L'horlogerie suisse a commis l'erreur de considérer la montre intelligente comme un simple gadget, estime Ernst Thomke, l'un des pères de la Swatch au début des années 1980. L'industriel ne craint toutefois pas l'émergence d'une crise comme il y a 40 ans.

Le secteur horloger s'est endormi ou n'a pas vu venir la tendance constituée par la montre connectée (smartwatch). "A l'exception de TAG Heuer, la marque chaux-de-fonnière (ndlr, groupe LVMH) proposant un produit intéressant", relève Ernst Thomke dans une interview parue dimanche dans l'hebdomadaire alémanique Schweiz am Sonntag.

Migration vers le poignet

"La smartwatch n'a pas été un succès dans un premier temps, mais aujourd'hui c'en est déjà un", précise celui qui a été directeur général du groupe SMH (aujourd'hui Swatch Group) entre 1984 et 1991. "La prévision de vente que j'avais formulée il y a cinq ans est désormais largement dépassée."

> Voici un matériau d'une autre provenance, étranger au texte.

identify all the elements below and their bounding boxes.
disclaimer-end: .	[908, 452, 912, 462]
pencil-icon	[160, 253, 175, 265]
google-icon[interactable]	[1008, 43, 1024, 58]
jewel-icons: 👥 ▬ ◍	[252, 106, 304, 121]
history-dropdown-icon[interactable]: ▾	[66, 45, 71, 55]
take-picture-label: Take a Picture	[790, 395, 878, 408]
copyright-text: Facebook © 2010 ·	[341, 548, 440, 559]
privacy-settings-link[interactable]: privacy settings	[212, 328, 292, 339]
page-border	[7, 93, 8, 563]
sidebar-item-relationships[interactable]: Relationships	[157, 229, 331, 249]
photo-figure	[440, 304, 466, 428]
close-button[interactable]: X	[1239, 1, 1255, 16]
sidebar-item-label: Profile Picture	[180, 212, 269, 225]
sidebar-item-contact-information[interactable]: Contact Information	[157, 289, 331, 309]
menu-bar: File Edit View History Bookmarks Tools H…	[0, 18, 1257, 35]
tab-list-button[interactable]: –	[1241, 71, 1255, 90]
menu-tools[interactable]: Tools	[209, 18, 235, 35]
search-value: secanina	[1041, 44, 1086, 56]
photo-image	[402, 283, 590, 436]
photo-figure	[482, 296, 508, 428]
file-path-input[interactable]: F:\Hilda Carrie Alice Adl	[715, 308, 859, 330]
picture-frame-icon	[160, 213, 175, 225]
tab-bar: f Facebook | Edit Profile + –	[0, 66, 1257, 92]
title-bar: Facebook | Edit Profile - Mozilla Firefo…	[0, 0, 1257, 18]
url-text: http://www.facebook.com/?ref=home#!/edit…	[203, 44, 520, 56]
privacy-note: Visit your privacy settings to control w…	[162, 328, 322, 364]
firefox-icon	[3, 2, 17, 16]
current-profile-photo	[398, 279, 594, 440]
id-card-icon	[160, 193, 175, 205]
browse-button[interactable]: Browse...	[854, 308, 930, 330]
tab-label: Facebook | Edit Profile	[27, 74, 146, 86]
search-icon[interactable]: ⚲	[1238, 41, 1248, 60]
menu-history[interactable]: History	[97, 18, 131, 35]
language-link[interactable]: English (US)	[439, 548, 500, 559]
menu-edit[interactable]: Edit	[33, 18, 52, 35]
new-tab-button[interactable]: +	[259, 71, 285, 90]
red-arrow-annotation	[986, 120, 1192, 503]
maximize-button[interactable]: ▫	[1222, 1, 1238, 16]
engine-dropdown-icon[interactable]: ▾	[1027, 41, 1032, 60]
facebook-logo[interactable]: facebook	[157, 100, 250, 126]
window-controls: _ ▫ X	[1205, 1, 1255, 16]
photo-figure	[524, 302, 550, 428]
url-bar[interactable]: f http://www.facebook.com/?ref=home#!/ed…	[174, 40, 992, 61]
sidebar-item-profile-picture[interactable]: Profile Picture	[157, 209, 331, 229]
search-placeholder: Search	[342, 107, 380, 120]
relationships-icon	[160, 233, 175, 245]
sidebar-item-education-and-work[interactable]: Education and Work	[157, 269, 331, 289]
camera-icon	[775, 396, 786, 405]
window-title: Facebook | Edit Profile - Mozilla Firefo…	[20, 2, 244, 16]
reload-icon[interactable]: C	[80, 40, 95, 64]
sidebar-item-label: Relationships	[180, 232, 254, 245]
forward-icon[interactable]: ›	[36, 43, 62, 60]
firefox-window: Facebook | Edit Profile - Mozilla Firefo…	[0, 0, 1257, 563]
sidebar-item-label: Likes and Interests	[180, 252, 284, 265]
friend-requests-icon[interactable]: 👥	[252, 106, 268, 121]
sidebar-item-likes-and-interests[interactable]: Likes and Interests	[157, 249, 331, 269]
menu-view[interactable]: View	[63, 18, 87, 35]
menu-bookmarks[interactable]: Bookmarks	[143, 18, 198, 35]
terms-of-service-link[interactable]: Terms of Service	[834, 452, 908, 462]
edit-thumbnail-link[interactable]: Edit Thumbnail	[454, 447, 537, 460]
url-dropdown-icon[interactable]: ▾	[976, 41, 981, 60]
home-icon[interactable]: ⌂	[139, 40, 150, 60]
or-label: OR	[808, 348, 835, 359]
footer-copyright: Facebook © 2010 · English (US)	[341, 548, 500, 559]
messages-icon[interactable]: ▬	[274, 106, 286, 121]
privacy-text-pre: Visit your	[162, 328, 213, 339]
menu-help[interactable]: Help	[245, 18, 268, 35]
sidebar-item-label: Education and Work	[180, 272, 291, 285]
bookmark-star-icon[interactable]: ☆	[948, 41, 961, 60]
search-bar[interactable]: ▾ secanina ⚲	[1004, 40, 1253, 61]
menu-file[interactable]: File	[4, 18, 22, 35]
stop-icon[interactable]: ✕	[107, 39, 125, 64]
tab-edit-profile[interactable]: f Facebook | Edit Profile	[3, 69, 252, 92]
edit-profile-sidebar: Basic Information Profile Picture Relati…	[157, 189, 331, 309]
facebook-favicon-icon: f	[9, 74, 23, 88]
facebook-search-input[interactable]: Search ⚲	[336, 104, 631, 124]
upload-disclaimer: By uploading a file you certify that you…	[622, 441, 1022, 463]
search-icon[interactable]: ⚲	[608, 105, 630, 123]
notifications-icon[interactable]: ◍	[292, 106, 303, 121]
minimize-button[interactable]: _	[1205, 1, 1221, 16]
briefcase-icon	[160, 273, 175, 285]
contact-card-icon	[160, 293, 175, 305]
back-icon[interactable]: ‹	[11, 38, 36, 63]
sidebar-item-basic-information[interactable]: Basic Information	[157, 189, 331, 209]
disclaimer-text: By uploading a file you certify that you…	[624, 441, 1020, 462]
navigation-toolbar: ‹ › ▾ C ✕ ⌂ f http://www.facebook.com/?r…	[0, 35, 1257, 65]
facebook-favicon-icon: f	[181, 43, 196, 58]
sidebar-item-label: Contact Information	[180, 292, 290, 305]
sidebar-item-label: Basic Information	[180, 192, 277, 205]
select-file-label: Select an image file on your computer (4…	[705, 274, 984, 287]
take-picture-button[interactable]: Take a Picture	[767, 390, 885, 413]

"Les principales fonctions que nous utilisons des dizaines de fois par jour sont accomplies plus rapidement et plus simplement au poignet", estime Ernst Thomke, âgé aujourd'hui de 77 ans. C'est pourquoi il considère que certaines fonctions vont migrer vers le poignet.

Pas de nouvelle crise

Avec son refus d'entrer sur le marché de la montre dite intelligente, l'horlogerie suisse voit certes sa base industrielle et sa position de leader dans le domaine électronique s'affaiblir. Malgré ce constat, l'ancien dirigeant ne craint pas l'apparition d'une crise sectorielle comme dans les années 1970.

"Dans le segment du luxe, la Suisse dispose d'une extraordinaire position forte et elle va la conserver", prédit Ernst Thomke dans les colonnes de Schweiz am Sonntag. "Ici, les grandes marques ont forgé une position que l'on peut presque décrire comme un monopole", ajoute-t-il.

Le marketing et le réseau mondial formé par de propres points de vente constituent un obstacle difficile à franchir pour la concurrence, note encore celui qui a conduit des entreprises comme Saurer ou Metalor au cours de sa carrière.